Нойбауер теребил свои усики, подстриженные коротко, как у фюрера. Раньше он лихо подкручивал их вверх, как Вильгельм II. Проклятые спазмы в желудке! Сельма! Фрейя! Дом! Весь живот, грудь — все словно вдруг превратилось в желудок.
Им еще дважды пришлось ехать в объезд. В первый раз из-за мебельного магазина, фасад которого сорвало взрывом; часть мебели все еще стояла на этажах, остальное горело, разлетевшись по всей улице, заваленной обломками. Второй раз путь им преградила парикмахерская, перед которой корчились в огне восковые бюсты, выброшенные взрывной волной на улицу.
Наконец, машина свернула на Либихштрассе. Нойбауер высунулся из окна. Дом! Его дом! Палисадник! Терракотовый гном и красная фарфоровая такса на газоне. Целы и невредимы! Все стекла на месте! Спазмы в желудке прекратились. Он поднялся по ступенькам на крыльцо и открыл дверь. Повезло, подумал он. Дьявольски повезло! Впрочем, так и должно быть! Почему это именно у него должно было что-нибудь случиться?

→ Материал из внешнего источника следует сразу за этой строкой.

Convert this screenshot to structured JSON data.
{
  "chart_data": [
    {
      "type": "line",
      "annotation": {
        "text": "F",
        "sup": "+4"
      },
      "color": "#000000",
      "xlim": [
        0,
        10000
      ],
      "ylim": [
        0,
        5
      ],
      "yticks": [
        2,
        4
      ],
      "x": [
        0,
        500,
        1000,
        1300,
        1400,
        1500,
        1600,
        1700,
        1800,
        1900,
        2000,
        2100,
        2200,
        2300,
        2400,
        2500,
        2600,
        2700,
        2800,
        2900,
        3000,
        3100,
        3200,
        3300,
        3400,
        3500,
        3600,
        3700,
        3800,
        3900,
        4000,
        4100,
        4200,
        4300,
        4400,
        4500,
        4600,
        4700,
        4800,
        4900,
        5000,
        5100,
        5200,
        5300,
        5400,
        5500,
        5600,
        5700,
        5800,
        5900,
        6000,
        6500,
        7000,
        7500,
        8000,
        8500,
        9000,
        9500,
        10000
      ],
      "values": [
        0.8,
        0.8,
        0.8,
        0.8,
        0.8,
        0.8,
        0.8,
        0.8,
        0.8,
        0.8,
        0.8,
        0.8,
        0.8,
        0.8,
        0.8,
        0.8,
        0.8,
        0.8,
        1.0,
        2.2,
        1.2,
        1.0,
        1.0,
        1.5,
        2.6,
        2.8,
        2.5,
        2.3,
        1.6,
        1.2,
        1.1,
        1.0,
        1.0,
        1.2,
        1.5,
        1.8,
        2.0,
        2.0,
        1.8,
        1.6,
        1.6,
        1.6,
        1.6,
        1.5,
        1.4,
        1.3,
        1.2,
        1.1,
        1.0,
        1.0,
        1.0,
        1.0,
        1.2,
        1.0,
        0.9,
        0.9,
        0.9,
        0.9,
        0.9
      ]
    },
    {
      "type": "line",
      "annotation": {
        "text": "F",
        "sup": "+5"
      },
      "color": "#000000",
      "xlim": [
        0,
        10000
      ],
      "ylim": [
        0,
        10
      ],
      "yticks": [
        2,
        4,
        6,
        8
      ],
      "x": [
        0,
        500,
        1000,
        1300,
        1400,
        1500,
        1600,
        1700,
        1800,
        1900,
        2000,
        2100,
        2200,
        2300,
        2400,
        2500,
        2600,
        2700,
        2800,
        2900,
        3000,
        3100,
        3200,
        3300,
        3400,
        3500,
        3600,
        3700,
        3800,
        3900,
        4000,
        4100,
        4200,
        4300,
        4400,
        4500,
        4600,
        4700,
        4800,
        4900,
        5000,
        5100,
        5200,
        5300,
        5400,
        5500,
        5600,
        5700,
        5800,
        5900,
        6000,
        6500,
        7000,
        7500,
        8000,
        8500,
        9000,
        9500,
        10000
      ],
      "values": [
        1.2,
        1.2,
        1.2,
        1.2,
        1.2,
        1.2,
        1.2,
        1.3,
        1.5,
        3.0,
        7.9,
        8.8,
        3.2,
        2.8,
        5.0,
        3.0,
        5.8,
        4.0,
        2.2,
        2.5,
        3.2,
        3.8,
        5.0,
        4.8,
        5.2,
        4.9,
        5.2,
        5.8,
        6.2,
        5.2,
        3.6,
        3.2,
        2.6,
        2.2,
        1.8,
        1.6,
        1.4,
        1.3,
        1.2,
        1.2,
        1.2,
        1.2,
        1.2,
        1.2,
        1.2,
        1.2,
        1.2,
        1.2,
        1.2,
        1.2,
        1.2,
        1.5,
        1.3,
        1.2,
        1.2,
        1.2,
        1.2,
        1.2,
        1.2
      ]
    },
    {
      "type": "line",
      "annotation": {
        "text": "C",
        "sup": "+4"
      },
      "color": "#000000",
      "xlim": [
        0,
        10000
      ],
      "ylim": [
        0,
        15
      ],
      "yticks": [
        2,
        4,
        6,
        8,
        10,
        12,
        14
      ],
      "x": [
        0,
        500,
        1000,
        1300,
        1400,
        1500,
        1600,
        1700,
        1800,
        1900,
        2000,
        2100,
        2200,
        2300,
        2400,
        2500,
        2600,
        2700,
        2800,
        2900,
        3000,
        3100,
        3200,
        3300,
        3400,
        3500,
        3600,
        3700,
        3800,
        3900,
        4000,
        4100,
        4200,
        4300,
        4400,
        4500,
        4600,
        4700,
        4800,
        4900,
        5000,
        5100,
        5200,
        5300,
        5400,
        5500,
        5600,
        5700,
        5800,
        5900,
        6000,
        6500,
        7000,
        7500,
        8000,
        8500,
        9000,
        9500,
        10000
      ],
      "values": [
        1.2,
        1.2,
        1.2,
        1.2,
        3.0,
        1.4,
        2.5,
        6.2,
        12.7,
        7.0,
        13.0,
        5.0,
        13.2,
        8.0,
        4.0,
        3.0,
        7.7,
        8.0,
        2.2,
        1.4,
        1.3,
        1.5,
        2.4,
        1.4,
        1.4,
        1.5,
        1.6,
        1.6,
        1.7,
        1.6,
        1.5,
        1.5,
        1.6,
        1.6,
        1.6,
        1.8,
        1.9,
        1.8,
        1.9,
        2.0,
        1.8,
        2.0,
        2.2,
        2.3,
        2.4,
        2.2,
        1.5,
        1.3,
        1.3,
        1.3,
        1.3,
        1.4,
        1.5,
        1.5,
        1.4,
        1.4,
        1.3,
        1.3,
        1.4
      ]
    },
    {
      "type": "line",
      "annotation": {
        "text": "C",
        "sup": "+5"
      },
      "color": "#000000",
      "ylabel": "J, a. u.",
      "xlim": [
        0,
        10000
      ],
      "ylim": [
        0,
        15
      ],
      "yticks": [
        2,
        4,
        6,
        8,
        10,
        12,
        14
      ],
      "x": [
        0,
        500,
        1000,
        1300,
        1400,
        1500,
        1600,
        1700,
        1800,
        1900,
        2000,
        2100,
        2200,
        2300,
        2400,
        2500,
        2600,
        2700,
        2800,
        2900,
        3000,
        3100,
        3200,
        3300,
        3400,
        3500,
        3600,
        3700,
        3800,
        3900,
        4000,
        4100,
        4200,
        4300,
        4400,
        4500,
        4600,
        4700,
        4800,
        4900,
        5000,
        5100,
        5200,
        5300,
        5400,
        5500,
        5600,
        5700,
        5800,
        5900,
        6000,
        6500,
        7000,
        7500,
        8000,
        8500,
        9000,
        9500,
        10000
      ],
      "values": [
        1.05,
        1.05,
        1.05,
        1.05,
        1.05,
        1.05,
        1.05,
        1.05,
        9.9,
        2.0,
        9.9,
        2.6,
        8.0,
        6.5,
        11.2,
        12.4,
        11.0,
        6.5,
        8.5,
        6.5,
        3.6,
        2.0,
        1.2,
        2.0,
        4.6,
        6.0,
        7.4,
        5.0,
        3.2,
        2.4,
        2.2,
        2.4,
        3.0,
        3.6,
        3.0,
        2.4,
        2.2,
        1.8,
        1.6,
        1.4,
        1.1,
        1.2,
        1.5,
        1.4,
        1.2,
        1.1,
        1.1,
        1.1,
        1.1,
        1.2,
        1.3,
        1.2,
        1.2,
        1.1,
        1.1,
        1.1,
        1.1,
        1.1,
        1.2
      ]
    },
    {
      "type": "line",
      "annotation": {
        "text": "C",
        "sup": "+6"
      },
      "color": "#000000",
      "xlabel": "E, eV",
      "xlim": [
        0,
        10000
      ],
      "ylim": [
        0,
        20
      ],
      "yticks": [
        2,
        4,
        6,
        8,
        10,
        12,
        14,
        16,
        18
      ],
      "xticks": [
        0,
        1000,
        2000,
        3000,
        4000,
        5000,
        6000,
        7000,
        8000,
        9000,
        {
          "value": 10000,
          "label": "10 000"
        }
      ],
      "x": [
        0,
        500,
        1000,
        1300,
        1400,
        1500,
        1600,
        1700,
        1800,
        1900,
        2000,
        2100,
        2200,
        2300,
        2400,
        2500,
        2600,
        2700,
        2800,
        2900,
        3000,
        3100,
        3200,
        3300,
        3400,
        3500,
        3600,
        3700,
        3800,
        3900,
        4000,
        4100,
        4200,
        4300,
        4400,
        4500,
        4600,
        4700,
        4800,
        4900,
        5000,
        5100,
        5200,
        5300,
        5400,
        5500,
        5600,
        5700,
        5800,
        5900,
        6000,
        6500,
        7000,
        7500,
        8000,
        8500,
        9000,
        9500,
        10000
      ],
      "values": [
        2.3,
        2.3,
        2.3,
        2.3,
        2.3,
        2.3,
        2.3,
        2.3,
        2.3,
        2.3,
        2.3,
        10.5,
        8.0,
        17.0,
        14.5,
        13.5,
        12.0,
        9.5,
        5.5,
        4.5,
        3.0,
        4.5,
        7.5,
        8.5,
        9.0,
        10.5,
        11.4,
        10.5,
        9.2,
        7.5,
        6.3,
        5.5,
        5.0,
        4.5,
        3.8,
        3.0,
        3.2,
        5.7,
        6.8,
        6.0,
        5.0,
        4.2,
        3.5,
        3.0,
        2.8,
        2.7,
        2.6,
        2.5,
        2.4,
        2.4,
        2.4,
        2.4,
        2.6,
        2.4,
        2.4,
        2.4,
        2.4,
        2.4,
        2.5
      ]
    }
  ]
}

Он повесил фуражку на оленьи рога в прихожей и прошел в гостиную.
— Сельма! Фрейя! Где вы?
Никто не отзывался. Нойбауер протопал к окну и распахнул его. В саду работали двое русских военнопленных. Они лишь мельком взглянули на него и принялись копать еще усерднее.
— Эй вы! Большевики!
Один из пленных опустил лопату.
— Где моя семья? — крикнул Нойбауер.
Тот ответил что-то по-русски.
— Оставь свой свинский язык! Отвечай по-немецки! Или мне спуститься вниз и научить тебя?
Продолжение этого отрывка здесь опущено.